Performance in language tasks rises with the size of the model — yet, as a model’s parameter count rises, so does the time it takes to render output. New work pumps up the number of parameters without slowing down the network.

What’s new: William Fedus, Barret Zoph, and Noam Shazeer at Google Brain developed the Switch Transformer, a large-scale architecture (the authors built a version comprising 1.6 trillion parameters) that’s nearly as fast as a much smaller model.

Key insight: The approach known as mixture-of-experts uses only a subset of a model’s parameters per input example. Like mixture-of-experts, Switch Transformer chooses which of many layers would best process a given input.

How it works: The authors trained Switch Transformer to predict words that had been removed at random from a large text dataset scraped from the web. The dataset was preprocessed to remove offensive language, placeholder text, and other issues.
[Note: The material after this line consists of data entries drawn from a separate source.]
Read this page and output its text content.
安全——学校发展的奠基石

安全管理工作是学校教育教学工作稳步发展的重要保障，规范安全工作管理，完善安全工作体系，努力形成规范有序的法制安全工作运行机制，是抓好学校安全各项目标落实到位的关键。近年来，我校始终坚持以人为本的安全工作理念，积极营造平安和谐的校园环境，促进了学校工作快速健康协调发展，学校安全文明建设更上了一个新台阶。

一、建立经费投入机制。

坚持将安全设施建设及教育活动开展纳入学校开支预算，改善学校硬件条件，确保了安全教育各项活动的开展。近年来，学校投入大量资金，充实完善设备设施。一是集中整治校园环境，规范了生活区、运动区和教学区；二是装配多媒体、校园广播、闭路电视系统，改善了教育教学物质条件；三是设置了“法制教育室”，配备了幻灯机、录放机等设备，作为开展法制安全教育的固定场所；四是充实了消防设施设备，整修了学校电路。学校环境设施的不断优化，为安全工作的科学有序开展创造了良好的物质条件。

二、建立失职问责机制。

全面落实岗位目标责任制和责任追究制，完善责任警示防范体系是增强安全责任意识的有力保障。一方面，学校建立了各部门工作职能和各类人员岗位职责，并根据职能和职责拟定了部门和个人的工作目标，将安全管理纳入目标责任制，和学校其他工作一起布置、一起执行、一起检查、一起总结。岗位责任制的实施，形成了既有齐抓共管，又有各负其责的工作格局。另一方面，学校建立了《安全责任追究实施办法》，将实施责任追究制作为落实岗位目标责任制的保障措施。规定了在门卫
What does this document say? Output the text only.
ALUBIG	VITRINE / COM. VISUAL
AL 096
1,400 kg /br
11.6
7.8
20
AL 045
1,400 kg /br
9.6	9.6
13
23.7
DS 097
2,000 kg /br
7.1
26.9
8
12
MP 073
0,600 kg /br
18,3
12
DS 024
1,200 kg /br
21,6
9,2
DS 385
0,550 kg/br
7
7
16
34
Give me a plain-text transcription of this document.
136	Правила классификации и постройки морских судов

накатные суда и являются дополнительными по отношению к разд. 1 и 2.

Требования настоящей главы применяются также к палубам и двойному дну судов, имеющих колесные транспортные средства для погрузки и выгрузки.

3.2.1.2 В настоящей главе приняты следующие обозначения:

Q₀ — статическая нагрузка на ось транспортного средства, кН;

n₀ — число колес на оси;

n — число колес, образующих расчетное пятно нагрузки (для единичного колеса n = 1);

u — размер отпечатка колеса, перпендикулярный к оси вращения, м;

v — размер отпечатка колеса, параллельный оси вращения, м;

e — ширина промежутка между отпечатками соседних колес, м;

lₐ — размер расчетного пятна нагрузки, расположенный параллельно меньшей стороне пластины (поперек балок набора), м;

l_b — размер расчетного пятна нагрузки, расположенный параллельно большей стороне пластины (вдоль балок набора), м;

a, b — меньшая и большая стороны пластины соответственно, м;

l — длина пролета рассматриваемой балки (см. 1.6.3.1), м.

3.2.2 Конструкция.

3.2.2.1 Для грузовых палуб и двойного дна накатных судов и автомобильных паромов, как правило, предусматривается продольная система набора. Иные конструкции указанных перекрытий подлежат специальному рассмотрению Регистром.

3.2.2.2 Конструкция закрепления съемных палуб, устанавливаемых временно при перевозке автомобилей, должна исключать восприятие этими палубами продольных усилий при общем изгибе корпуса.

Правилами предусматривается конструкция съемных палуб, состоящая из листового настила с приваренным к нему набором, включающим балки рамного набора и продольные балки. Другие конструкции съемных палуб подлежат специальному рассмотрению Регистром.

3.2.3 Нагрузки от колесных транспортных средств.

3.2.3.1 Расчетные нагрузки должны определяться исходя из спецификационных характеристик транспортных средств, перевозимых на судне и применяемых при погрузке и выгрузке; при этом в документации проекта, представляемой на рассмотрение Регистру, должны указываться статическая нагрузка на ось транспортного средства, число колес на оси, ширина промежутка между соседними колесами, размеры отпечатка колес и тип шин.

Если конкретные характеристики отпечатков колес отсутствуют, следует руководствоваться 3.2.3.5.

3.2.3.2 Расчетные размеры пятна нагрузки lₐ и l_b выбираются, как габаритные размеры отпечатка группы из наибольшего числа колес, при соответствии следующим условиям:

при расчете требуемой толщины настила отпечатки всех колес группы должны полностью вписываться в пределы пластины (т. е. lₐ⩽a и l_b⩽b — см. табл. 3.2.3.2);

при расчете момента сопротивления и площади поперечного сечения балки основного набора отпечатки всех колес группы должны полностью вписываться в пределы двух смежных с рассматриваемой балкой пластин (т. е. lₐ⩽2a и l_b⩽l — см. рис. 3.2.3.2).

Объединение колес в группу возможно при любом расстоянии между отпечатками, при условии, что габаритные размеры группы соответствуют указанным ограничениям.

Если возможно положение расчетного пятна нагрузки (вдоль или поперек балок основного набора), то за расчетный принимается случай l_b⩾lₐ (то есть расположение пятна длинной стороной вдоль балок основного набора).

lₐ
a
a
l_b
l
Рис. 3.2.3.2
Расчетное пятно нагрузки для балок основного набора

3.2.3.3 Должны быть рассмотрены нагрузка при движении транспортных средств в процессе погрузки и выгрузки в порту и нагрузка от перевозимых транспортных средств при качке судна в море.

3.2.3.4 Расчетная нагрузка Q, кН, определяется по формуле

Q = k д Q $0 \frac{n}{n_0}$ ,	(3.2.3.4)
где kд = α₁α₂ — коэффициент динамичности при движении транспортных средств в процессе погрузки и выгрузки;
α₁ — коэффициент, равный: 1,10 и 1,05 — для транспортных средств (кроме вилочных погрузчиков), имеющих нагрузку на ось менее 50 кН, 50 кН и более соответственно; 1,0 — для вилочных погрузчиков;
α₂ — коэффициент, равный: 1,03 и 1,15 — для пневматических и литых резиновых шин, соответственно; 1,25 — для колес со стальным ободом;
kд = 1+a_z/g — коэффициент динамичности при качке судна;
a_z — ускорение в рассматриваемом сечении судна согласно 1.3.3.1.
  • A typical transformer extracts a representation from each input token, such as a word, and then uses self-attention to compare the representations before passing them to a fully connected layer. Switch Transformer replaces the fully connected layer with one of a number (determined by a hyperparameter) of fully connected layers.
  • A softmax layer calculates the probability that any particular fully connected layer is best for processing a given token. Then it uses the chosen layer in the usual manner.
  • The fully connected layers process tokens in parallel. The authors added a loss to encourage them to be equally active. On a hardware chip, a separate processor core handles each layer, so this loss encourages equal distribution of the load on each core.

Results: The authors compared Switch Transformer (7.4 billion parameters) to T5 (223 million parameters), a variant similar to the original transformer that was trained on the same dataset, using negative log perplexity, a measure of the model’s uncertainty (higher is better). The new model achieved -1.561 negative log perplexity compared to T5’s -1.731. Switch Transformer ran at two-thirds the speed of T5 — it executed 1,000 predictions per second compared to T5’s 1,600 — with 33 times the number of parameters. It beat a mixture-of-experts transformer, presumably of roughly the same size, on both counts.

Why it matters: In deep learning, bigger is better — but so is a manageable computation budget.

We’re thinking: Transformers come in an increasing variety of flavors. We hope this summary helps you remember which is switch.